Стихи и вещи: Как поэты Серебряного века стали иконами стиля - страница 4
Этот невообразимый для жизни и идеальный для сцены материал Маяковский принес маме и сестрам. Скорее всего, он предвидел возражения, но и явиться вечером без футуристического костюма никак не мог. Маму пришлось упрашивать[7]. «Утром принес Володя бумазею[8]. Я очень удивилась ее цвету, спросила, для чего она, и отказалась было шить. Но Володя настаивал: “Мама, я все равно сошью эту блузу. Она мне нужна для сегодняшнего выступления. Если вы не сошьете, то я отдам портному. Но у меня нет денег, и я должен искать и деньги, и портного. Я ведь не могу пойти в своей черной блузе! Меня швейцары не пропустят. А этой кофтой заинтересуются, опешат и пропустят. Мне обязательно нужно выступить сегодня…”»{15} – так старшая сестра Людмила[9] вспоминала рассказ матери. Людмила записала и собственные впечатления от легендарного наряда брата: «Я вошла в комнату и вижу: мама у туалетного столика примеряет Володе кофту из бумазеи с широкими полосами желтого и черного цвета. Я собиралась рассердиться на Володю за эту очередную выдумку, но, увидев, как идет к нему кофта, оттеняя красивое смуглое лицо, как горят смелым блеском его глаза, как горда и решительна в наступательном движении его высокая и складная молодая фигура, я спасовала…»
«Я в этой кофте похож на зебру», – глядя на себя в зеркало, самокритично заявил Маяковский. Футурист Алексей Крученых создает более комплиментарный для поэта образ – образ бойца в Древнем Риме: «Маяковский в блестящей, как панцирь, золотисто-желтой кофте с широкими черными вертикальными полосами, косая сажень в плечах, грозный и уверенный, был изваянием раздраженного гладиатора»{16}.
Расчет оправдался – кофту заметили. «Маяковского-поэта тогда никто решительно не знал. Просто появилась в Москве желтая (полосатая: желтое и коричневое или черное в полоску) кофта на очень высоком, плотном, плечистом, но худом молодом человеке (теперь бы сказали: парне) в очень плохих штиблетах на очень длинных ногах. Кофта эта замелькала, замозолила глаза там и тут – не на “Шаляпине”, конечно, не в абонементах Художественного театра, не в филармонических собраниях: туда бы “кофту” не пустили! – а на литературных заседаниях, собраниях, в маленьких ресторанчиках, на левых вернисажах и т. п.

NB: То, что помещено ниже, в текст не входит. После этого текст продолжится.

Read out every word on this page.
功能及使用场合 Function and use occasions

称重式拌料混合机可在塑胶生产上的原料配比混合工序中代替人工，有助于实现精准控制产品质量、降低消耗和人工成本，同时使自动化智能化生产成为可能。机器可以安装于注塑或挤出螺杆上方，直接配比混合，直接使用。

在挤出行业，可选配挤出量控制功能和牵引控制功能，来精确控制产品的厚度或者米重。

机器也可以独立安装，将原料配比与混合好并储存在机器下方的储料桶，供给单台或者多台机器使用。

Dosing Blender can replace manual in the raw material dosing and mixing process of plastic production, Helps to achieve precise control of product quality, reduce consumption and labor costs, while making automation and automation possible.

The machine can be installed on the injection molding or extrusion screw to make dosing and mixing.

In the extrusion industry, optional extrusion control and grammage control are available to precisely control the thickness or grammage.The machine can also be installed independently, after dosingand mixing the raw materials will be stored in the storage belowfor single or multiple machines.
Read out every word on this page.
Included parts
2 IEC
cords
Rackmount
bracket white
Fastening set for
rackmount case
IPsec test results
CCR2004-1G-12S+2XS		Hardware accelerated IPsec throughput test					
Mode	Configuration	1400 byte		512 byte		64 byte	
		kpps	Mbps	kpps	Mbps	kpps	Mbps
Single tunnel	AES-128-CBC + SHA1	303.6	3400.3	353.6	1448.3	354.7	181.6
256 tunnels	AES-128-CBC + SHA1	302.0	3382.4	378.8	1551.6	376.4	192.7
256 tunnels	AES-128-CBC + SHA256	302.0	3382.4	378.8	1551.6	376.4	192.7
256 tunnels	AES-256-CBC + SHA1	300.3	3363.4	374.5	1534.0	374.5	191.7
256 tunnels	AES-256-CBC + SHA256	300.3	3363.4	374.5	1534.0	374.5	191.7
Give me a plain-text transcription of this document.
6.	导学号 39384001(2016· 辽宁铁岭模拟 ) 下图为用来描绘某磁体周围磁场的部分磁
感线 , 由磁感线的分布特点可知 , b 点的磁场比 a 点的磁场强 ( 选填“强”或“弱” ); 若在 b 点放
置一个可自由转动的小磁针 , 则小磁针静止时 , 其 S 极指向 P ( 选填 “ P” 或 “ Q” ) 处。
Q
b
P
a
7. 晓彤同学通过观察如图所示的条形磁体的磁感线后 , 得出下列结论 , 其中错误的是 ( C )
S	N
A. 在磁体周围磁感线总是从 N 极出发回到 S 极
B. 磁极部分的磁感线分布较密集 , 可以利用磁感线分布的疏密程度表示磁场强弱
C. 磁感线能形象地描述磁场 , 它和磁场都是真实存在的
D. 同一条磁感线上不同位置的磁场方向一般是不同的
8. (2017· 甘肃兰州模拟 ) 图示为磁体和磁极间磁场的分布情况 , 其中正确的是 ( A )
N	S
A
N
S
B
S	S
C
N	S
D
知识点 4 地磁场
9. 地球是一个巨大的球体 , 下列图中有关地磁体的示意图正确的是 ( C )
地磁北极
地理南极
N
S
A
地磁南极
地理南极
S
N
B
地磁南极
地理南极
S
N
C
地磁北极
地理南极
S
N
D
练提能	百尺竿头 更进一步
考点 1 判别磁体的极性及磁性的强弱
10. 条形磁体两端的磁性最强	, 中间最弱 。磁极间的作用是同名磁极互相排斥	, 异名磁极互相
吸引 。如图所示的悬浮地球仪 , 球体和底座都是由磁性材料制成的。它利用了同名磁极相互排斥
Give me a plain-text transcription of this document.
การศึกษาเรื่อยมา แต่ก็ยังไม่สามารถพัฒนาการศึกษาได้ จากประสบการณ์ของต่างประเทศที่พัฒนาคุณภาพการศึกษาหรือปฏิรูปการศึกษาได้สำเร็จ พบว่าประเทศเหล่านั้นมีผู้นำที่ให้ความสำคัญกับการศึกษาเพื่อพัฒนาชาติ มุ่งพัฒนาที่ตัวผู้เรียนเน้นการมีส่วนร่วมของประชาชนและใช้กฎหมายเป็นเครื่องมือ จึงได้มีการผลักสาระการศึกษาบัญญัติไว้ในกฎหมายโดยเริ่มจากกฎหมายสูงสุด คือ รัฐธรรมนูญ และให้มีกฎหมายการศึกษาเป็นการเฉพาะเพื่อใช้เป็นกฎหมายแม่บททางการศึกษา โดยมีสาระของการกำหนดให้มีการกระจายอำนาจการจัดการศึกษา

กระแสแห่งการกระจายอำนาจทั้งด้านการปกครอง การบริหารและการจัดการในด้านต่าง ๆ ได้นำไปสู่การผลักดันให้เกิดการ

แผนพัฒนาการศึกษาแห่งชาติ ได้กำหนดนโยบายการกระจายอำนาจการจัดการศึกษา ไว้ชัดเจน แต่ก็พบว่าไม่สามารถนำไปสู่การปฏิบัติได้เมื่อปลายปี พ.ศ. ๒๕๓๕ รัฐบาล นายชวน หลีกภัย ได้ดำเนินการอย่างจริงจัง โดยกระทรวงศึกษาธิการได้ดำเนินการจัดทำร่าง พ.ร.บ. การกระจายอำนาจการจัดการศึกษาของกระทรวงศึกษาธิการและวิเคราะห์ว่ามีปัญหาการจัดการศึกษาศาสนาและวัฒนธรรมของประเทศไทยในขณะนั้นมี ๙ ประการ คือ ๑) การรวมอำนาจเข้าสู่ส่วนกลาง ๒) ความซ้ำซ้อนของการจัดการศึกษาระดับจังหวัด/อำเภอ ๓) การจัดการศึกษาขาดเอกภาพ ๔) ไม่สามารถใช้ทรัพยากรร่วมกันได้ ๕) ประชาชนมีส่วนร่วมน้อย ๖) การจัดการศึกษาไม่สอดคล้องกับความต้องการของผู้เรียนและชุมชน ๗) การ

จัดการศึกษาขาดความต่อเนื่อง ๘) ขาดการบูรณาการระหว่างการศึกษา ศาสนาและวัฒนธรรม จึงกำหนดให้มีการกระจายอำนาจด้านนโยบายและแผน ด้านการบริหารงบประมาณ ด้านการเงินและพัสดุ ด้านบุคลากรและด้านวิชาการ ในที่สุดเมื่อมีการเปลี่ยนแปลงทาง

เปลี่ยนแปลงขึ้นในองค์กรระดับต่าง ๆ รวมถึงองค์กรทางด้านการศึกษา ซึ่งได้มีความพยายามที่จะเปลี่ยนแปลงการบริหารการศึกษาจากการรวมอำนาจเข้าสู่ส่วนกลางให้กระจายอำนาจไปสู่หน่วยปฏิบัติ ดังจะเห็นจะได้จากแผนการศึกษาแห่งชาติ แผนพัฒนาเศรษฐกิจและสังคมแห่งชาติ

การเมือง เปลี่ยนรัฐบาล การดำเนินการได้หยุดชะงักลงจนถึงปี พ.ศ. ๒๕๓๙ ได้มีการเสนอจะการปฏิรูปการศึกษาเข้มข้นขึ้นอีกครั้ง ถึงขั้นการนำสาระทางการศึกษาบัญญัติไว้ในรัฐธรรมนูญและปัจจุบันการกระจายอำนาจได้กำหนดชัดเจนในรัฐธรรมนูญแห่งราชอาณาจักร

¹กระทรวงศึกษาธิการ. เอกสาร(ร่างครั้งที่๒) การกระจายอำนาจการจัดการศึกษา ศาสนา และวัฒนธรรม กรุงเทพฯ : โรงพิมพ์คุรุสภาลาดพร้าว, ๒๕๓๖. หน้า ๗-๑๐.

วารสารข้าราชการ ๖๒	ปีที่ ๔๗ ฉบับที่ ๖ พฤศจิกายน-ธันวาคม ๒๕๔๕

Но Москва видывала всяких чудаков и равнодушна была ко всяким чудачествам… Широкое лицо его было худо; черные брюки при ближайшем рассмотрении оказались в пятнах и подтеках, штиблеты упорно требовали “каши”… И у меня тогда же сложилось впечатление, что и “желтая кофта” – только псевдоним отсутствия сюртука, будь сюртук, пожалуй, не было бы и желтой кофты…» – вспоминал Сергей Дурылин{17}.
Лоскут ткани, из которой была сшита желтая кофта, 1910-е
Кто знает, если бы не бедность (не только сюртука, но и пиджака у Маяковского в начале карьеры не было), не видать нам одного из самых смелых стилистических решений в русской поэзии. Кофта действительно производила «впечатление неотразимое», как отметит поэт. Настолько, что ее запретила полиция. Корней Чуковский вспоминал, что у входа в Политехнический музей «стоял пристав и впускал Маяковского только тогда, когда убеждался, что на нем был пиджак». Тем не менее Маяковский не сдался без боя и взял автора «Мухи-цокотухи» (и биографии Некрасова, и огромного количества статей о поэтах Серебряного века) к себе в союзники. Чуковский пишет: «Кофта, завернутая в газету, была у меня под мышкой. На лестнице я отдал ее Владимиру Владимировичу, он тайком облачился в нее». Дело в том, что желтый был в 1913-м остромодным цветом, но исключительно для дамских туалетов. К тому же поэтов привыкли видеть на публичных выступлениях в сюртуках и фраках, преимущественно темных оттенков, поскольку правила приличия требовали появляться на публике в неяркой одежде.